It is a common family tradition for my father and me to head down to the St. Lawrence market in Toronto for a bacon sandwich and then grab a coffee before heading off to the bookstore. As my family has grown it now frequently includes our significant others, especially my daughter Sophie who with her own limited chomping power continues to devour an ever growing portion of my breakfast!
However our trips to the bookstore have been dwindling in recent months. Nicholas Hoare, a staple on Front Street closed it’s doors in early 2013. The next nicest bookstore to head to is Ben McNally’s, up on Bay by Adelaide. But this year’s inclement weather has meant we frequently didn’t bother to make the trek.
Bookstores in general in Toronto aren’t doing so well. Last month we lost 3 bookstores; the Cookbook store, the Annex location of Book City, and The World’s Biggest Bookstore. Even Indigo/Chapters are feeling the pinch. This loss has been noted in several newspapers, but nobody is sure what to do.
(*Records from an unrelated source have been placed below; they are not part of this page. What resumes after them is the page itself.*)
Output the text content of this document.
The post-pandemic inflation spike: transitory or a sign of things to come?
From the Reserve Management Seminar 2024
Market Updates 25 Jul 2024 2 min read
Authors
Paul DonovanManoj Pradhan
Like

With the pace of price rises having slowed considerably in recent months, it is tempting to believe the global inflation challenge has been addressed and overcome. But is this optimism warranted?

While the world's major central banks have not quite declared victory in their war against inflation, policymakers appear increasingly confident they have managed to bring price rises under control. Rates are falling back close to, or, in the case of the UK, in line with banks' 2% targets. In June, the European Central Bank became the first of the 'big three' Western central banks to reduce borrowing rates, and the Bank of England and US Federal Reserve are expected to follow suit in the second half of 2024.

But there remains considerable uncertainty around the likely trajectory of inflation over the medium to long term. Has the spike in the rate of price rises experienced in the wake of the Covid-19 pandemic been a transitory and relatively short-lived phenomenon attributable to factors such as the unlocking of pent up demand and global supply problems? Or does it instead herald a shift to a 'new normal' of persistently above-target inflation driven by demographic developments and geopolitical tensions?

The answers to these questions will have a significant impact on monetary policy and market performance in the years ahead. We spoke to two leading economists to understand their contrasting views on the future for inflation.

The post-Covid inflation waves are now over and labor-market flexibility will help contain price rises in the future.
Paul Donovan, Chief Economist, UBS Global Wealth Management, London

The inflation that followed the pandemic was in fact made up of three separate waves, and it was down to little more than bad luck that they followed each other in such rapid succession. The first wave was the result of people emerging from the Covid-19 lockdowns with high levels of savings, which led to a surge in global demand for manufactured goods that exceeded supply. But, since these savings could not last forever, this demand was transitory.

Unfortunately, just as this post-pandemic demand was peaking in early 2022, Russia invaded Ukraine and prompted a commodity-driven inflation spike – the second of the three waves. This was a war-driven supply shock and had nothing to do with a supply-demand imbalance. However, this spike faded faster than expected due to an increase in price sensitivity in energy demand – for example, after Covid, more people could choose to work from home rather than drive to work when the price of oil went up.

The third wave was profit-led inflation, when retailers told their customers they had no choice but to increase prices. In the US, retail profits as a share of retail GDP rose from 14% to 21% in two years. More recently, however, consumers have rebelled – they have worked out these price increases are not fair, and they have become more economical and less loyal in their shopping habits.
Ben McNally, when I stopped by his store last week, told me that we don’t have a book problem in Toronto, we have a real estate problem. Inflation in Canada is around 1%, but every year rents go up on retailers. Small businesses, whether they be local grocers, tailors or bookstores operate with fairly fixed margins, but find that their rent is frequently the source of where they are being squeezed. They do consistent business with loyal customers, but can’t increase their sales fast enough to keep up with their rents.
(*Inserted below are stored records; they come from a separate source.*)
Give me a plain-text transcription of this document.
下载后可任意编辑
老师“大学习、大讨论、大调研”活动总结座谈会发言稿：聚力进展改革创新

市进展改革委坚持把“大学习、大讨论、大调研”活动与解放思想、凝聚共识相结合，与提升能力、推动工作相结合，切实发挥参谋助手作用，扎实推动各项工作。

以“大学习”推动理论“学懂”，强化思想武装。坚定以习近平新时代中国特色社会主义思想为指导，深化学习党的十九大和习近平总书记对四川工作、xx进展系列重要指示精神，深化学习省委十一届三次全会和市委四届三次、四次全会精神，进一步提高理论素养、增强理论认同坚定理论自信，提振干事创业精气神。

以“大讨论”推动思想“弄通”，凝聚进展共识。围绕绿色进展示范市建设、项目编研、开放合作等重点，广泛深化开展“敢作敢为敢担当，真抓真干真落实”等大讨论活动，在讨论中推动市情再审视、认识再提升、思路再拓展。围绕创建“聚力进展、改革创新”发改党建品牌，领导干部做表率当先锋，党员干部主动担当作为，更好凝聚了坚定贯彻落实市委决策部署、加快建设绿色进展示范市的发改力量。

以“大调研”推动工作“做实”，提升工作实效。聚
This is an experience mirrored in residential property as well. A new report found that 50.6% of young Canadians in Ontario between the ages of 20-29 are still living at home. What’s keeping these young Canadians at home? There are many factors, but the most common is cost. The cost of living is simply out-pacing what you can earn.
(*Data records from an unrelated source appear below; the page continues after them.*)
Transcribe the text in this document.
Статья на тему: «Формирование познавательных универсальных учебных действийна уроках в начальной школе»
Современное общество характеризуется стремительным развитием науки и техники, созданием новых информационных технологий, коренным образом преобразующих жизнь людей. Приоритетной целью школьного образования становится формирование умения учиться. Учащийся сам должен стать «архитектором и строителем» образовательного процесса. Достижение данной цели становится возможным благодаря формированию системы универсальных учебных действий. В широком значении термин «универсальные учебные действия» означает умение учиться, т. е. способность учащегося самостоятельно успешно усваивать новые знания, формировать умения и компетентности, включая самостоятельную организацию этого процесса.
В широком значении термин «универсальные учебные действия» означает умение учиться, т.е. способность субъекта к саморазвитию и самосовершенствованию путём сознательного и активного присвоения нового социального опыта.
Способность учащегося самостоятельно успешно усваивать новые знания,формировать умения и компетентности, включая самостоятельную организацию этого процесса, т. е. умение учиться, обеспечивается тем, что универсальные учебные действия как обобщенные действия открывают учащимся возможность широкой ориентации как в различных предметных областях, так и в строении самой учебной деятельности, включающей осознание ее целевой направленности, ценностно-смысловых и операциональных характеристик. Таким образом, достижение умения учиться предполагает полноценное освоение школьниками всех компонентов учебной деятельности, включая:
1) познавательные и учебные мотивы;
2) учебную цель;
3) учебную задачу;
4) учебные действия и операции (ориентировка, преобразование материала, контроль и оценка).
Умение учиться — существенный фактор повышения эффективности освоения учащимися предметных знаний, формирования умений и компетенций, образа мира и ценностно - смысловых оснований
There are two lessons here:
1. It pays to get kids saving and planning their savings early. Not just RESPs, which are savings parents put away on behalf of their kids, but getting kids to save and invest their money once they start working, especially if they can’t afford to move out yet. A solid financial plan will give them a better shot of keeping up with rising costs.
2. There is only so much financial planning can do. At some point cities and councilors and neighborhood associations are going to have to wrestle with the fact we need lots more building to go on within cities to keep living standards affordable and attainable. Maybe that can be an election issue.